Saturday, 23 de November de 2024 ISSN 1519-7670 - Ano 24 - nº 1315

Como se preparar para uma carreira no jornalismo internacional

Em visita ao Labjor, a jornalista Meghie Rodrigues falou sobre suas dificuldades em entrar no mercado de trabalho brasileiro – e como isso abriu portas para uma carreira internacional.

“Por que não existe primeira-feira?”

Foi assim, reproduzindo a fala de uma criança, que a jornalista Meghie Rodrigues começou a conversar com os integrantes do Labjor, no dia 4 de setembro.
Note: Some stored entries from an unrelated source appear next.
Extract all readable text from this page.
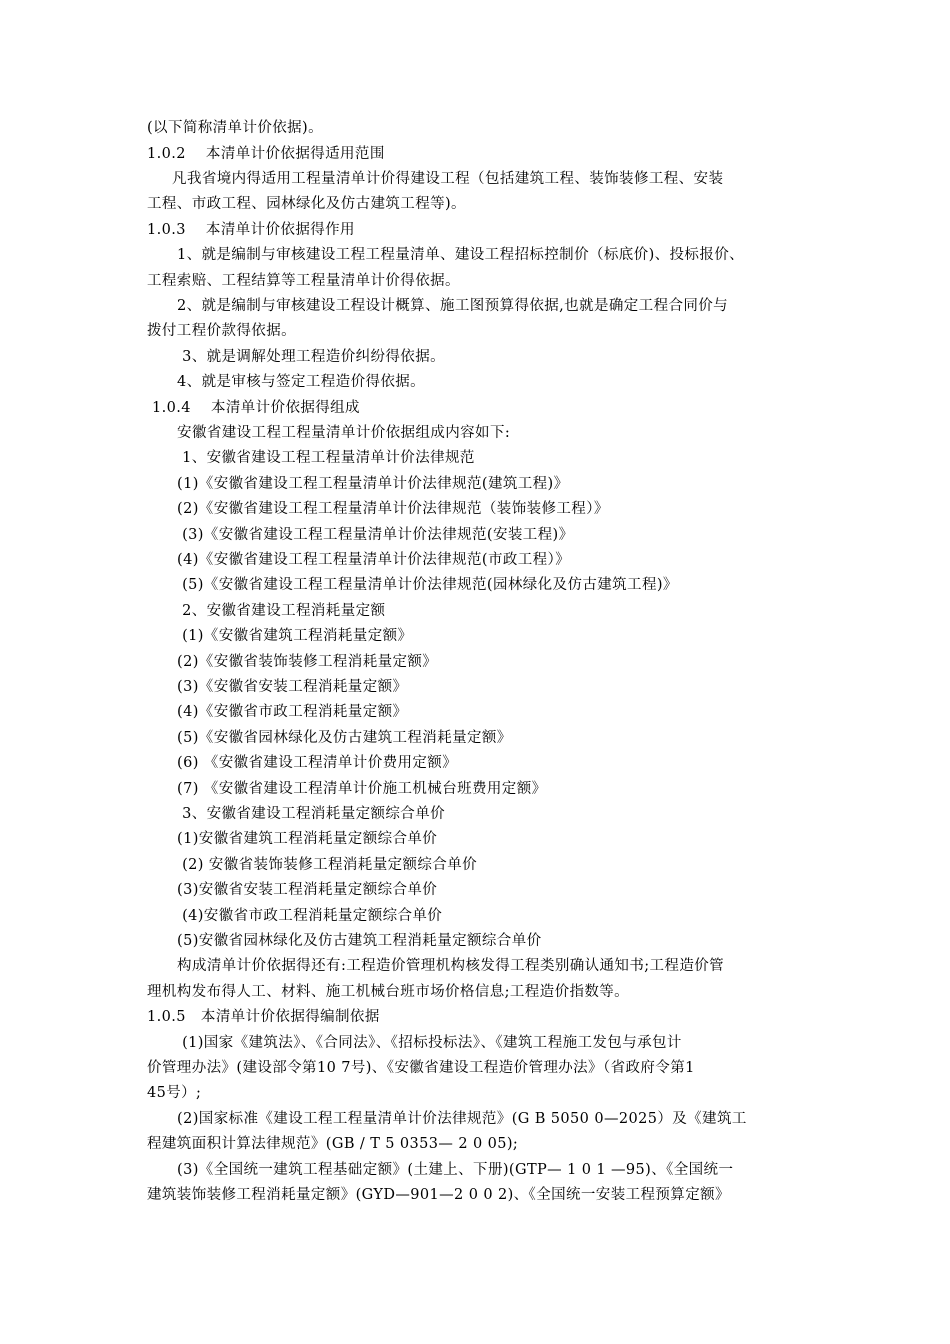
(以下简称清单计价依据)。
1.0.2    本清单计价依据得适用范围
凡我省境内得适用工程量清单计价得建设工程（包括建筑工程、装饰装修工程、安装
工程、市政工程、园林绿化及仿古建筑工程等)。
1.0.3    本清单计价依据得作用
1、就是编制与审核建设工程工程量清单、建设工程招标控制价（标底价)、投标报价、
工程索赔、工程结算等工程量清单计价得依据。
2、就是编制与审核建设工程设计概算、施工图预算得依据,也就是确定工程合同价与
拨付工程价款得依据。
3、就是调解处理工程造价纠纷得依据。
4、就是审核与签定工程造价得依据。
1.0.4    本清单计价依据得组成
安徽省建设工程工程量清单计价依据组成内容如下:
1、安徽省建设工程工程量清单计价法律规范
(1)《安徽省建设工程工程量清单计价法律规范(建筑工程)》
(2)《安徽省建设工程工程量清单计价法律规范（装饰装修工程）》
(3)《安徽省建设工程工程量清单计价法律规范(安装工程)》
(4)《安徽省建设工程工程量清单计价法律规范(市政工程）》
(5)《安徽省建设工程工程量清单计价法律规范(园林绿化及仿古建筑工程)》
2、安徽省建设工程消耗量定额
(1)《安徽省建筑工程消耗量定额》
(2)《安徽省装饰装修工程消耗量定额》
(3)《安徽省安装工程消耗量定额》
(4)《安徽省市政工程消耗量定额》
(5)《安徽省园林绿化及仿古建筑工程消耗量定额》
(6) 《安徽省建设工程清单计价费用定额》
(7) 《安徽省建设工程清单计价施工机械台班费用定额》
3、安徽省建设工程消耗量定额综合单价
(1)安徽省建筑工程消耗量定额综合单价
(2) 安徽省装饰装修工程消耗量定额综合单价
(3)安徽省安装工程消耗量定额综合单价
(4)安徽省市政工程消耗量定额综合单价
(5)安徽省园林绿化及仿古建筑工程消耗量定额综合单价
构成清单计价依据得还有:工程造价管理机构核发得工程类别确认通知书;工程造价管
理机构发布得人工、材料、施工机械台班市场价格信息;工程造价指数等。
1.0.5   本清单计价依据得编制依据
(1)国家《建筑法》、《合同法》、《招标投标法》、《建筑工程施工发包与承包计
价管理办法》(建设部令第10 7号)、《安徽省建设工程造价管理办法》（省政府令第1
45号）;
(2)国家标准《建设工程工程量清单计价法律规范》(G B 5050 0—2025）及《建筑工
程建筑面积计算法律规范》(GB / T 5 0353— 2 0 05);
(3)《全国统一建筑工程基础定额》(土建上、下册)(GTP— 1 0 1 —95)、《全国统一
建筑装饰装修工程消耗量定额》(GYD—901—2 0 0 2)、《全国统一安装工程预算定额》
Demonstrando seu interesse pelas ciências e o comprometimento com a clareza na divulgação da informação, a mineira de fala firme e assertiva contou sobre sua carreira e o laborioso passo a passo para se tornar repórter colaboradora da Nature.

Meghie iniciou sua trajetória de divulgação científica no projeto Universidade das Crianças, iniciativa vinculada à Universidade Federal de Minas Gerais (UFMG) que existe, segundo Meghie, como uma forma de suprir a carência de museus no entorno de Belo Horizonte. A então recém-formada jornalista trabalhou no projeto por dois anos, enquanto cursava a faculdade de ciências sociais. Ao longo de seu período por lá, trabalhou de maneira multidisciplinar com pessoas das artes, medicina e biologia, fazendo a mediação das ciências com as crianças por meio de formatos variados, como animações e “pílulas de áudio” – o que hoje chamaríamos de mini podcasts.

Após sua experiência na UFMG, Meghie queria prosseguir na seara da divulgação científica, mas percebeu que sua formação como jornalista era generalista demais. Foi, então, que ela entrou no Labjor para ter “aulas cabeçudas”. Fez seu mestrado sob a orientação do professor Rafael Evangelista, que resultou na dissertação “Modelos de Divulgação Científica e Internet no Brasil: Que Caminhos?

Ao longo de seu período no Labjor, Meghie se aproximou das áreas de ciências da terra e mudanças climáticas por ter trabalhado na revista ClimaCom, que trata de mudanças climáticas sob perspectivas multidisciplinares, englobando, ainda, as artes como meio de comunicar e se conectar com pesquisadores e público em geral. “Tem ali [na revista ClimaCom] um pensamento teórico muito interessante. Eu tinha tempo, então podia ler bastante, e tinha acesso aos pesquisadores da Rede Clima. Eles tinham paciência para explicar os temas”, conta Meghie.

“Não estou cobrindo pelo hype, surfando na onda”

A aproximação da jornalista com o grupo de pesquisa do Labjor foi, segundo ela, fundamental para embasar sua carreira e pensamento crítico dali em diante. Muito mais do que surfar na onda de notícias sobre mudanças climáticas (que cada vez mais assola o mundo), Meghie enfatiza a importância de debater temas ambientais, sociais e culturais que permeiam o assunto. 

Esse repertório garantiu a ela uma vaga no Museu do Amanhã, logo após a inauguração da instituição, em 2015. Meghie foi pesquisadora de conteúdo, mantendo as exposições atualizadas no site.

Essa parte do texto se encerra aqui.